Il y a une autre citation qui, pour nous, est éloquente à ce sujet. C'est celle de M. Tilman. II dit: "L'enseignement modulaire vient encore renforcer cette atomisation de la formation. En certifiant des morceaux de formation, au sein d'un système d'enseignement toujours aussi inégalitaire, il rationalise l'éclatement de cette formation, tout en mystifiant ceux qui y sont soumis. En effet, il laisse croire aux "apprenants" qu'ils disposent d'un savoir reconnu puisque certifié, alors que cette parcelle de savoir n'a aucune efficacité professionnelle et ne pèse pas d'un grand poids dans le rapport de forces sur le marché du travail."

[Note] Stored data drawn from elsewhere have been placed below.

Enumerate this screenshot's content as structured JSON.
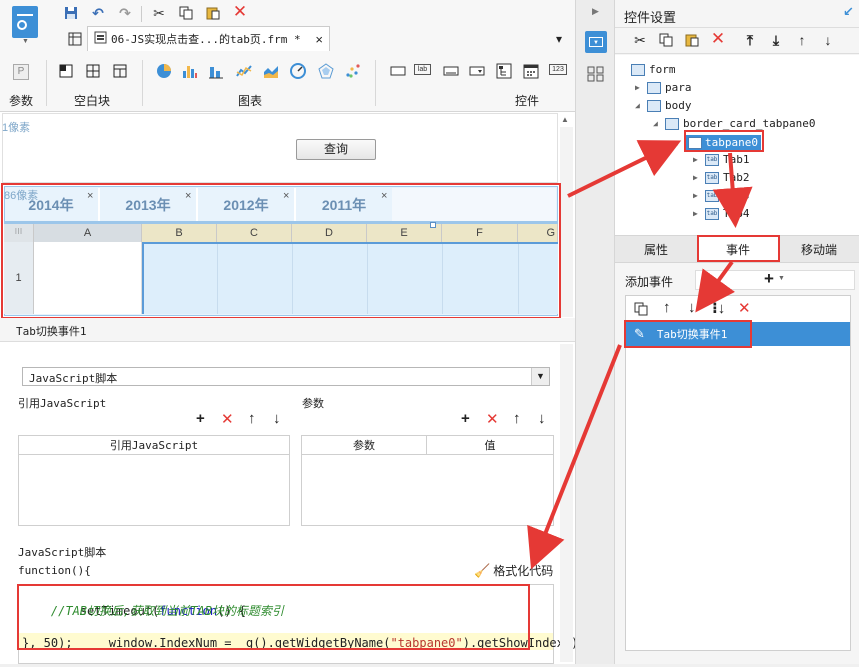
{
  "doc_tab": {
    "title": "06-JS实现点击查...的tab页.frm *",
    "close": "×"
  },
  "ribbon": {
    "groups": [
      {
        "label": "参数"
      },
      {
        "label": "空白块"
      },
      {
        "label": "图表"
      },
      {
        "label": "控件"
      }
    ],
    "param_letter": "P",
    "number_widget": "123",
    "label_widget": "lab"
  },
  "canvas": {
    "px_label_1": "1像素",
    "query_button": "查询",
    "px_label_2": "86像素",
    "tabs": [
      "2014年",
      "2013年",
      "2012年",
      "2011年"
    ],
    "columns": [
      "A",
      "B",
      "C",
      "D",
      "E",
      "F",
      "G"
    ],
    "row_number": "1"
  },
  "event_panel": {
    "event_title": "Tab切换事件1",
    "type_select": "JavaScript脚本",
    "ref_js_label": "引用JavaScript",
    "param_label": "参数",
    "ref_js_header": "引用JavaScript",
    "param_header": "参数",
    "value_header": "值",
    "script_label": "JavaScript脚本",
    "function_head": "function(){",
    "format_code": "格式化代码",
    "code": {
      "line1_a": "setTimeout(",
      "line1_b": "function",
      "line1_c": "() {",
      "line2": "    //TAB切换后,获取到当前TAB块的标题索引",
      "line3_a": "    window.IndexNum = _g().getWidgetByName(",
      "line3_b": "\"tabpane0\"",
      "line3_c": ").getShowIndex();",
      "line4": "}, 50);"
    }
  },
  "right_panel": {
    "title": "控件设置",
    "tree": {
      "form": "form",
      "para": "para",
      "body": "body",
      "border": "border_card_tabpane0",
      "tabpane": "tabpane0",
      "tabs": [
        "Tab1",
        "Tab2",
        "Tab3",
        "Tab4"
      ],
      "tab_icon": "tab"
    },
    "prop_tabs": [
      "属性",
      "事件",
      "移动端"
    ],
    "add_event": "添加事件",
    "event_item": "Tab切换事件1"
  },
  "colors": {
    "accent": "#3d8fd6",
    "red": "#e53935",
    "selected": "#3d8fd6"
  }
}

En pratique, le système modulaire assouplira le passage d'une section professionnelle à une autre section professionnelle mais non le passage d'une filière professionnelle à la filière générale menant à l'université. On ne peut donc parler de mobilité professionnelle verticale, mais tout au plus de mobilité horizontale.

Alors, je n'ai pas besoin de vous dire que nous ne croyons pas tellement à la théorie de l'attraction vers le haut dont nous parlait M. Lucier hier.

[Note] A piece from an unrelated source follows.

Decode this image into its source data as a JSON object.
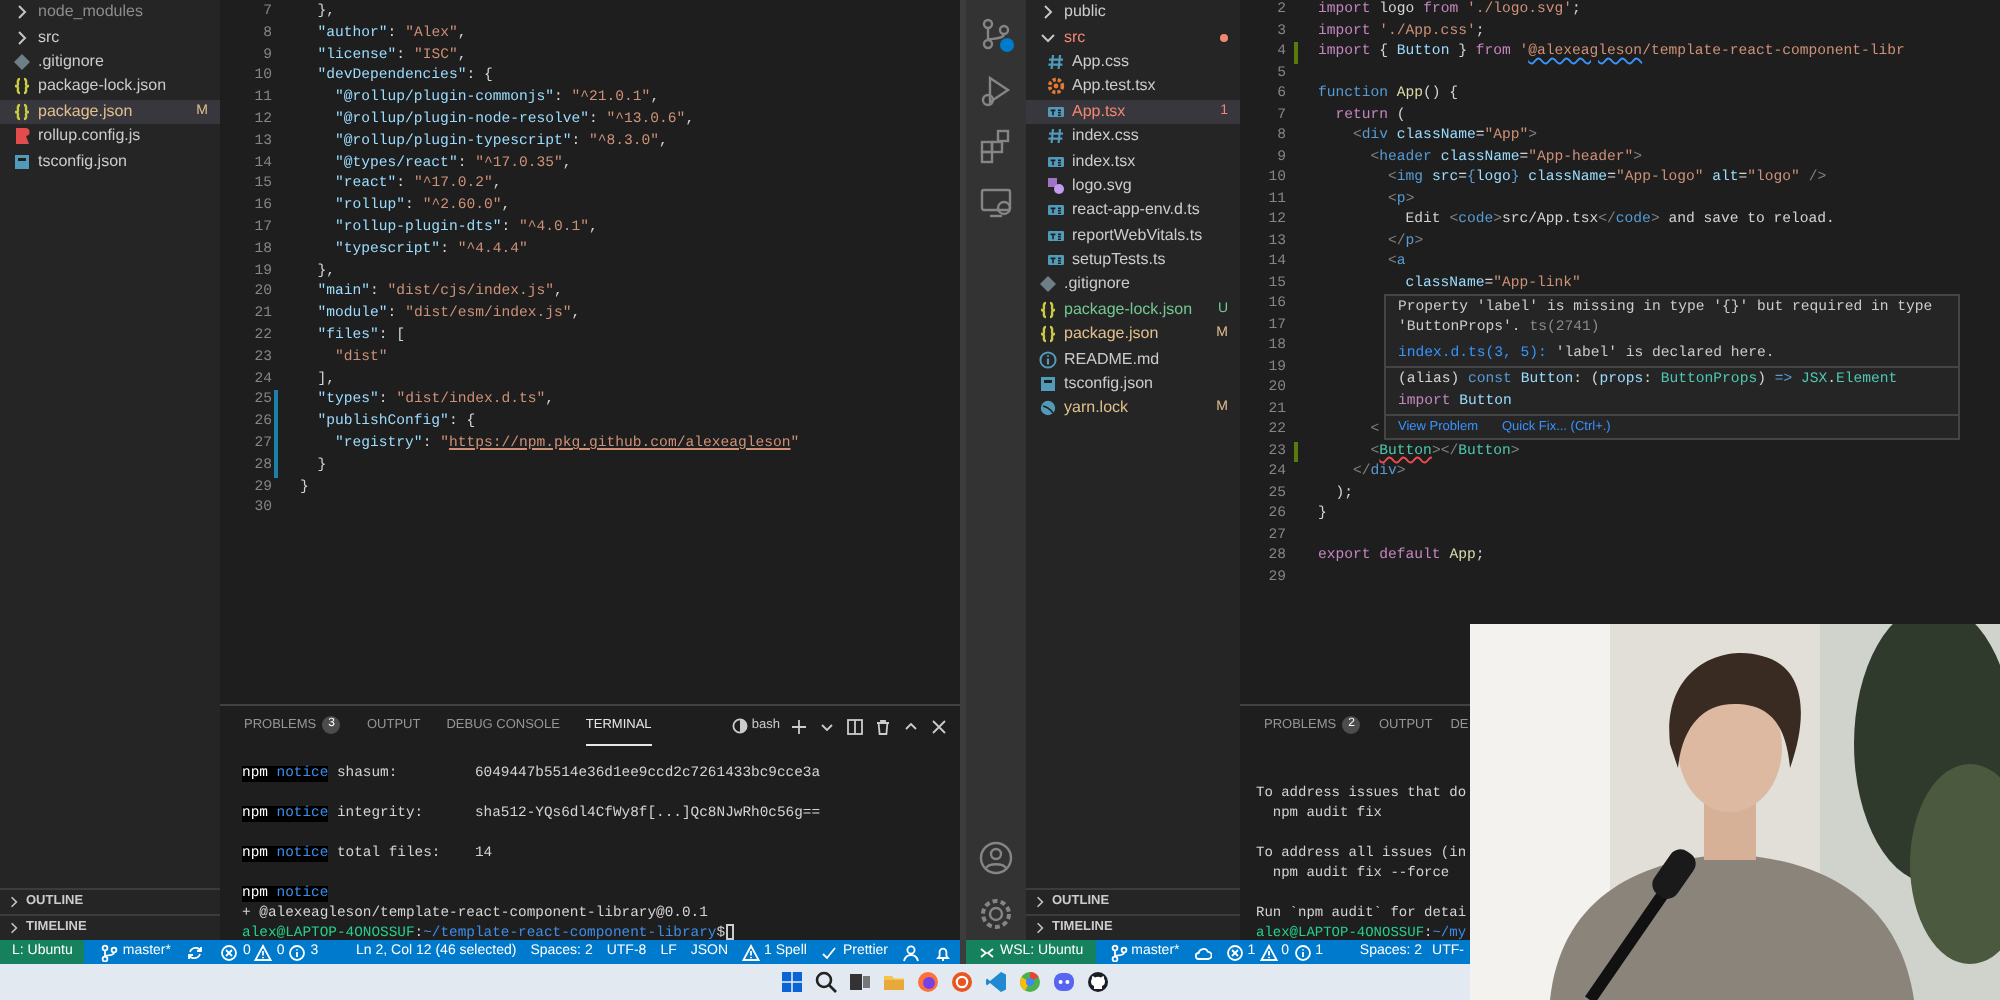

Une confusion évidente entre la formation initiale et la formation récurrente: Selon le ministère, il apparaît injuste d'interdire aux jeunes diplômés du secondaire l'accès à certains programmes de formation actuellement réservés aux adultes. C'est donc sous le couvert de l'accessibilité qu'on introduit un professionnel court de niveau collégial et que les jeunes étudiantes et étudiants s'engouffreront dans des voies sans issue. La solution au chômage des jeunes doit-elle passer par une déqualification de leur formation? Cette déscolarisation massive créera-t-elle de nouveaux emplois?

En agissant de la sorte, le ministère sanctionne les abandons scolaires prématurés: L'étudiante qui aura obtenu un CEC ou un AEC croira sa formation terminée et sortira plus tôt du système scolaire. Une formation de base large leur aurait pourtant permis de bénéficier par la suite des multiples occasions de formation ultérieure facilitant la mobilité professionnelle.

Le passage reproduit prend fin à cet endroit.